Par conséquent, soutient le Tchad, ils ne peuvent pas être remis aux Chambres africaines extraordinaires. Aujourd’hui, ce refus de transférer les présumés complices de Habré, qui constitue une «fuite en avant», «viole l’accord de coopération judiciaire» signé le 3 mai 2013.
Par cet accord, les parties se sont engagées à s’accorder mutuellement «l’assistance légale et judicaire la plus large possible en faveur des Chambres africaines extraordinaires au sein des juridictions sénégalaises» dans le cadre de la poursuite des crimes internationaux commis au Tchad durant la période du 7 juin 1982 au 1er décembre 1990.
L’accord de coopération est pourtant clair : il parle de la transmission des actes de procédures entre les deux pays, incluant la transmission de documents officiels, publics ou d’archives ; de la production de témoignages ou de la comparution de témoins devant les magistrats des Cae, du transit de détenus pouvant comparaître en qualité de témoins, des immunités et de la protection conférées aux témoins et experts, de la conduite par les Cae de commissions rogatoires sur le territoire tchadien.
En tout cas, l’audition de ces deux personnes aurait permis de savoir ce qui s’est réellement passé au sein «de la piscine». Et le rôle de la Dds, considérée comme l’appareil de répression du régime de Habré, durant la période 1982-1990.
Mais, le refus de Ndjamena ferme les volets de cette «parenthèse sinistre» de l’histoire du Tchad.
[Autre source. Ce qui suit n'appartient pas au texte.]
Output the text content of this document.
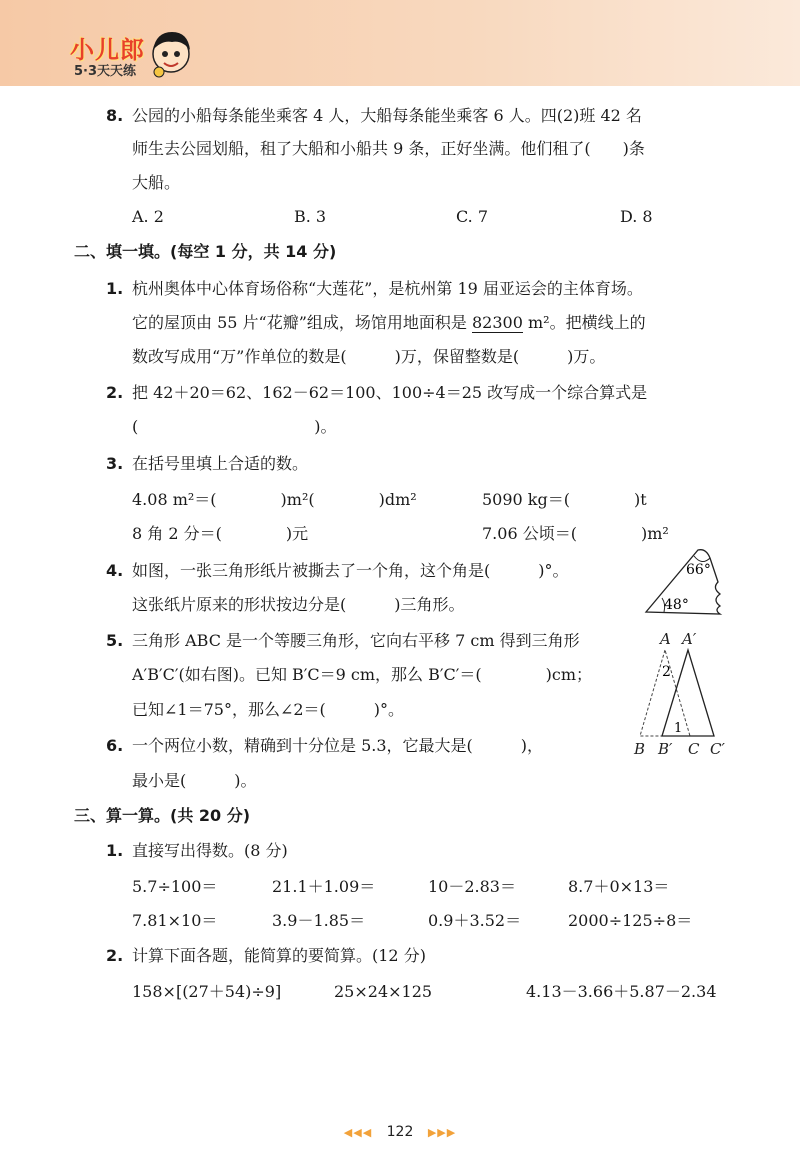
小儿郎
5·3天天练
8. 公园的小船每条能坐乘客 4 人，大船每条能坐乘客 6 人。四(2)班 42 名
师生去公园划船，租了大船和小船共 9 条，正好坐满。他们租了(　　)条
大船。
A. 2	B. 3	C. 7	D. 8
二、填一填。(每空 1 分，共 14 分)
1. 杭州奥体中心体育场俗称“大莲花”，是杭州第 19 届亚运会的主体育场。
它的屋顶由 55 片“花瓣”组成，场馆用地面积是 82300 m²。把横线上的
数改写成用“万”作单位的数是(　　　)万，保留整数是(　　　)万。
2. 把 42＋20＝62、162－62＝100、100÷4＝25 改写成一个综合算式是
(　　　　　　　　　　　)。
3. 在括号里填上合适的数。
4.08 m²＝(　　　　)m²(　　　　)dm²	5090 kg＝(　　　　)t
8 角 2 分＝(　　　　)元	7.06 公顷＝(　　　　)m²
4. 如图，一张三角形纸片被撕去了一个角，这个角是(　　　)°。
这张纸片原来的形状按边分是(　　　)三角形。
66°
48°
5. 三角形 ABC 是一个等腰三角形，它向右平移 7 cm 得到三角形
A′B′C′(如右图)。已知 B′C＝9 cm，那么 B′C′＝(　　　　)cm；
已知∠1＝75°，那么∠2＝(　　　)°。
A A′
B B′ C C′
2
1
6. 一个两位小数，精确到十分位是 5.3，它最大是(　　　)，
最小是(　　　)。
三、算一算。(共 20 分)
1. 直接写出得数。(8 分)
5.7÷100＝	21.1＋1.09＝	10－2.83＝	8.7＋0×13＝
7.81×10＝	3.9－1.85＝	0.9＋3.52＝	2000÷125÷8＝
2. 计算下面各题，能简算的要简算。(12 分)
158×[(27＋54)÷9]	25×24×125	4.13－3.66＋5.87－2.34
◀◀◀ 122 ▶▶▶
Alors que la coopération judiciaire entre les Chambres africaines extraordinaires (Cae) et le Tchad est essentielle à la réussite du processus judiciaire. Ce refus lié à une procédure interne serait-il un argument fallacieux ? «Probablement», explique un membre des Cae. Que craint Ndjamena ? Redoute-t-on qu’on mouille le Président Deby ?
«C’est possible parce que ce refus ne s’explique pas et viole l’accord de coopération», répond-on au niveau des Cae. «Ce qui est sûr, cela va enlever au procès une partie de sa franchise parce que les deux personnes sont des éléments clefs du procès. Mais, la procédure va encore continuer avec la multiplication des pressions», poursuit-il. Il y va de la sincérité du procès. Car, on risque de se contenter des témoignages des présumées victimes.
Avocat de Hissein Habré, Me El Hadj Diouf soutient sans mettre de gants «que le procès de Hissein Habré n’aura pas lieu». Il pense que «Idriss Deby ne peut lui lui-même comparaître. Donc, il ne va pas, renchérit-t-il dans Sud Quotidien, envoyer des gens qui vont le désigner comme le principal auteur des crimes commis, perpétrés au Tchad».